A dynamical system approach to the Kakutani-Fibonacci sequence

TL;DR

This paper introduces a dynamical system approach to the Kakutani-Fibonacci sequence, showing that the orbit of the origin under a specific ergodic transformation produces a low discrepancy sequence, linking partition sequences and point distributions.

Contribution

It establishes a novel connection between Kakutani-Fibonacci partitions and ergodic interval exchange transformations, providing a dynamical systems perspective on low discrepancy sequences.

Findings

The orbit of the origin under the Kakutani-Fibonacci transformation forms a low discrepancy sequence.

The Kakutani-Fibonacci sequence of points is generated via an ergodic interval exchange.

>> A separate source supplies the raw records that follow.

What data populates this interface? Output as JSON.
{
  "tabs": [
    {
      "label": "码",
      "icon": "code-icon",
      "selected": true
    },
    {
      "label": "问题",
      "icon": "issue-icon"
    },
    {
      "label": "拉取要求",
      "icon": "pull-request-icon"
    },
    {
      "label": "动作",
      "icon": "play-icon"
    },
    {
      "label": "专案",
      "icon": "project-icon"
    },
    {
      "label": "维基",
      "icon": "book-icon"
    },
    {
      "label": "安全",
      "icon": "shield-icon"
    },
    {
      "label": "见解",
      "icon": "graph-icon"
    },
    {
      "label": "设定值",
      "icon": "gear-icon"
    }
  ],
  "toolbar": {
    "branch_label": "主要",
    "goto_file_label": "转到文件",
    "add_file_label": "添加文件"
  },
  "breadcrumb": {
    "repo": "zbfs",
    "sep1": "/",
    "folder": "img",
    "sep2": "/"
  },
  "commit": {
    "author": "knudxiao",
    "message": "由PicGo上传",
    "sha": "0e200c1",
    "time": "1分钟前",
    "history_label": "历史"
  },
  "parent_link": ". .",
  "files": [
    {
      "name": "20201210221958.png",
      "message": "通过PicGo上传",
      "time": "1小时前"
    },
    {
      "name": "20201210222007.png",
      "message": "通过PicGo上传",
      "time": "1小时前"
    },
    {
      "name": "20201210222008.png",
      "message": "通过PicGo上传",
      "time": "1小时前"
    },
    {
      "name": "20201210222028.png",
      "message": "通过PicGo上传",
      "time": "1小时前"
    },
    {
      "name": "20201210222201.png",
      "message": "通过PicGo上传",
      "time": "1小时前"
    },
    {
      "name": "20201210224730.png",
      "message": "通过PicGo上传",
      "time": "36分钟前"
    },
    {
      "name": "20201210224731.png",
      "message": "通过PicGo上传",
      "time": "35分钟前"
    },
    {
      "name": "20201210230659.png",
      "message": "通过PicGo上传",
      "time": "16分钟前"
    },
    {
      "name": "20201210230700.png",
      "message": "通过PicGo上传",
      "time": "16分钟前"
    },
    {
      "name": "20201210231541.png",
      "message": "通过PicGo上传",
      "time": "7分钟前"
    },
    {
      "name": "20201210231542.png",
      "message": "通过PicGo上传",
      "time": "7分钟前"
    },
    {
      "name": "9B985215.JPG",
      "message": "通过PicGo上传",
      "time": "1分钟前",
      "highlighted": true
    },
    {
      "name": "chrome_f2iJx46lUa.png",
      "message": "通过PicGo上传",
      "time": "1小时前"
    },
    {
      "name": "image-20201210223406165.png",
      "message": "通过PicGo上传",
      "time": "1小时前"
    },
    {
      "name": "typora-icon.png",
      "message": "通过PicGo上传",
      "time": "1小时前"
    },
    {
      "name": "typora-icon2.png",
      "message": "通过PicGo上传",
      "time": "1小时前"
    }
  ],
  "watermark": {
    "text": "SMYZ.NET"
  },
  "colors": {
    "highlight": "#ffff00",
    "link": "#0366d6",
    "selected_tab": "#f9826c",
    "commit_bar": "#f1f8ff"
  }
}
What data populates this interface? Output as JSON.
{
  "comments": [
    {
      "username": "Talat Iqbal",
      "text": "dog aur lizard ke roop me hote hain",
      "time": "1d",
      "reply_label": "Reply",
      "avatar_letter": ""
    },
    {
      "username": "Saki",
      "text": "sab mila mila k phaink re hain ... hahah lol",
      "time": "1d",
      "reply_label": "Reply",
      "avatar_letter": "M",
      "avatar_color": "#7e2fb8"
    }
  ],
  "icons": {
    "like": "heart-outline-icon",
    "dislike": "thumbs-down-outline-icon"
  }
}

The approach links partition refinement sequences to dynamical systems and uniform distribution.

Abstract

In this paper we consider the sequence of Kakutani's $\alpha$-refinements corresponding to the inverse of golden ratio (which we call Kakutani-Fibonacci sequence of partitions) and associate to it an ergodic interval exchange (which we call Kakutani-Fibonacci transformation) using the "cutting-stacking" technique. We prove that the orbit of the origin under this map coincides with a low discrepancy sequence (which we call Kakutani-Fibonacci sequence of points), which has been also considered by other authors.